Er wusste es nicht. Und es interessierte ihn auch nicht. Er wusste nur, dass er sie streicheln wollte. Er wollte an ihnen saugen, bis Emma sich unter ihm verzweifelt wand und ihn anflehte, seinen Schwanz in sie hineinzuschieben.
Er beugte sich zu ihr herunter, schloss sie in die Arme und küsste sie. Wie früher schon war sie voller Sehnsucht nach ihm. Doch seine Schultern schienen eine unerträgliche Hitze auszustrahlen, denn sie berührte ihn so behutsam, als ob er so heiß wäre wie ein glühendes Eisen. Und als sie das Brandmal an seiner rechten Schulter fand, wurden ihre Augen groß. Sie erkundete die Stelle mit den Fingerspitzen. »Was ist das?«, fragte sie.
Er schaute beiseite.
Sie setzte sich auf und betrachtete eingehend das rote, erhabene Brandmal, das die Form eines Adlers hatte. »Ach, Schnitter.« Sie küsste die Narbe. Eine sanfte Liebkosung, die ihn heilte und zugleich mit ihren Lippen ein zweites Mal brandmarkte.

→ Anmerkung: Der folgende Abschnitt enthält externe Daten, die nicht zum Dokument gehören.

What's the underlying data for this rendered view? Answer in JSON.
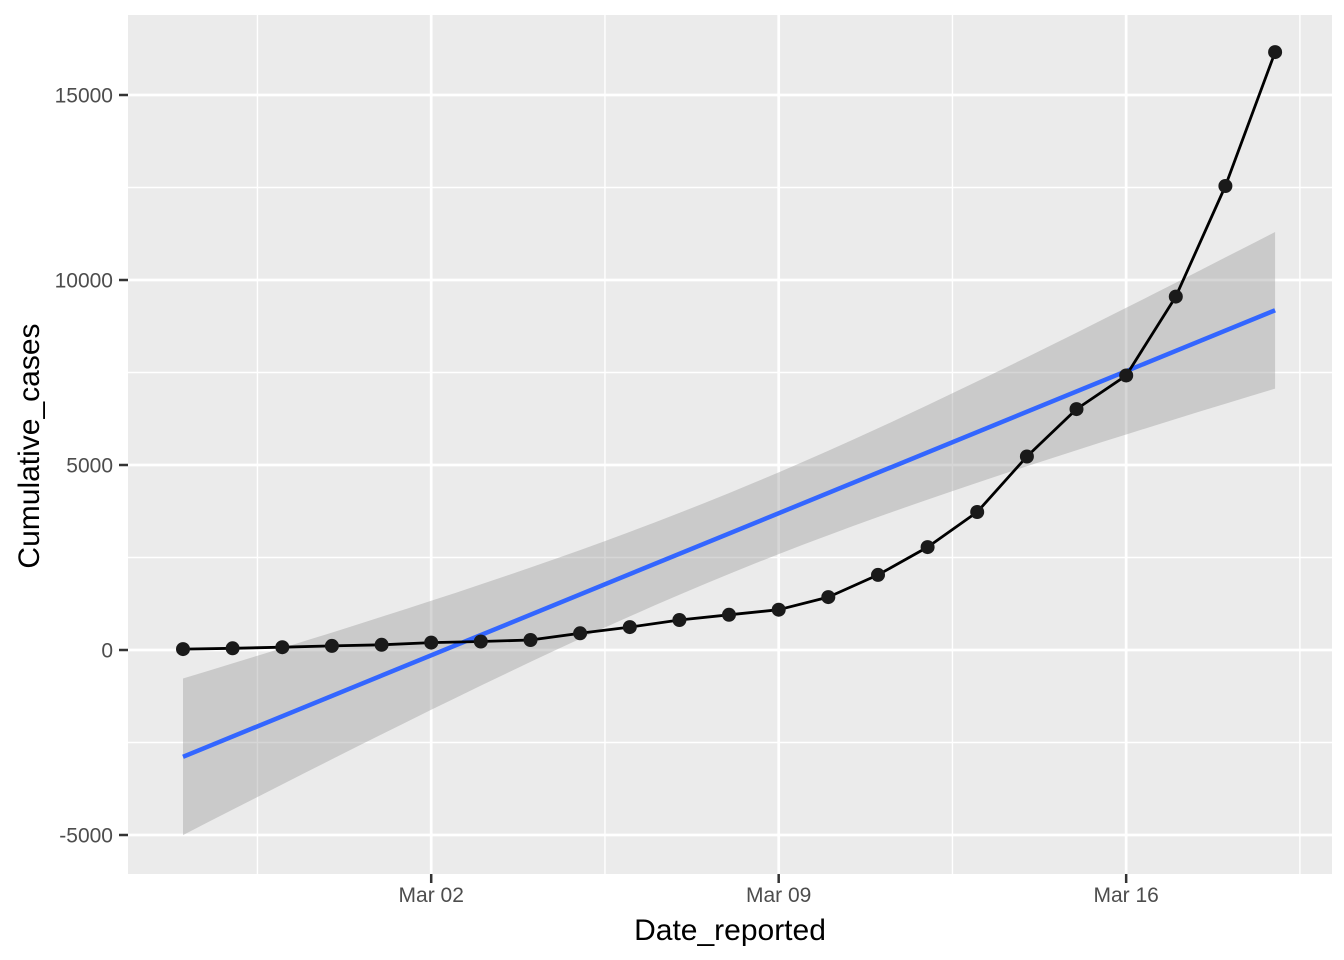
{
  "figure": {
    "kind": "ggplot2-style scatter/line plot with linear smooth and confidence ribbon",
    "background": "#FFFFFF"
  },
  "chart_data": {
    "type": "line",
    "title": "",
    "xlabel": "Date_reported",
    "ylabel": "Cumulative_cases",
    "legend": "none",
    "grid": "on",
    "x_tick_labels": [
      "Mar 02",
      "Mar 09",
      "Mar 16"
    ],
    "y_tick_labels": [
      "-5000",
      "0",
      "5000",
      "10000",
      "15000"
    ],
    "ylim": [
      -6050,
      17200
    ],
    "xlim_days": [
      -1.1,
      23.1
    ],
    "points": [
      {
        "date": "Feb 26",
        "day": 0,
        "value": 25
      },
      {
        "date": "Feb 27",
        "day": 1,
        "value": 45
      },
      {
        "date": "Feb 28",
        "day": 2,
        "value": 75
      },
      {
        "date": "Feb 29",
        "day": 3,
        "value": 110
      },
      {
        "date": "Mar 01",
        "day": 4,
        "value": 140
      },
      {
        "date": "Mar 02",
        "day": 5,
        "value": 200
      },
      {
        "date": "Mar 03",
        "day": 6,
        "value": 230
      },
      {
        "date": "Mar 04",
        "day": 7,
        "value": 270
      },
      {
        "date": "Mar 05",
        "day": 8,
        "value": 450
      },
      {
        "date": "Mar 06",
        "day": 9,
        "value": 620
      },
      {
        "date": "Mar 07",
        "day": 10,
        "value": 810
      },
      {
        "date": "Mar 08",
        "day": 11,
        "value": 950
      },
      {
        "date": "Mar 09",
        "day": 12,
        "value": 1090
      },
      {
        "date": "Mar 10",
        "day": 13,
        "value": 1430
      },
      {
        "date": "Mar 11",
        "day": 14,
        "value": 2030
      },
      {
        "date": "Mar 12",
        "day": 15,
        "value": 2780
      },
      {
        "date": "Mar 13",
        "day": 16,
        "value": 3730
      },
      {
        "date": "Mar 14",
        "day": 17,
        "value": 5230
      },
      {
        "date": "Mar 15",
        "day": 18,
        "value": 6510
      },
      {
        "date": "Mar 16",
        "day": 19,
        "value": 7420
      },
      {
        "date": "Mar 17",
        "day": 20,
        "value": 9550
      },
      {
        "date": "Mar 18",
        "day": 21,
        "value": 12540
      },
      {
        "date": "Mar 19",
        "day": 22,
        "value": 16160
      }
    ],
    "x_ticks": [
      {
        "day": 5,
        "label": "Mar 02"
      },
      {
        "day": 12,
        "label": "Mar 09"
      },
      {
        "day": 19,
        "label": "Mar 16"
      }
    ],
    "x_minor_days": [
      1.5,
      8.5,
      15.5,
      22.5
    ],
    "y_ticks": [
      {
        "value": -5000,
        "label": "-5000"
      },
      {
        "value": 0,
        "label": "0"
      },
      {
        "value": 5000,
        "label": "5000"
      },
      {
        "value": 10000,
        "label": "10000"
      },
      {
        "value": 15000,
        "label": "15000"
      }
    ],
    "y_minor_values": [
      -2500,
      2500,
      7500,
      12500
    ],
    "smooth": {
      "method": "lm",
      "se": true,
      "level": 0.95,
      "line_start_value": -2890,
      "line_end_value": 9180
    }
  },
  "colors": {
    "panel_bg": "#EBEBEB",
    "grid": "#FFFFFF",
    "series_line": "#000000",
    "series_point": "#1A1A1A",
    "smooth_line": "#3366FF",
    "ribbon": "#999999",
    "ribbon_opacity": "0.4",
    "tick_label": "#4D4D4D",
    "axis_title": "#000000",
    "tick_mark": "#333333"
  }
}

Er zog sie wieder zu sich herunter und drückte sich gegen ihre Brüste. Seine Brust glitt an ihr auf und ab. Sie erstarrte, schloss die Augen und atmete. Sie tat nichts, außer zu atmen.
Er hatte in der vergangenen Woche so viel über ihren Körper gelernt. Sie war empfindlich und erschrak leicht. Sie war voller Unschuld, doch zugleich besaß sie das instinktive Wissen, was ihm gefiel – und ihr.
Mit diesem Wissen bewaffnet machte er sich an die Arbeit.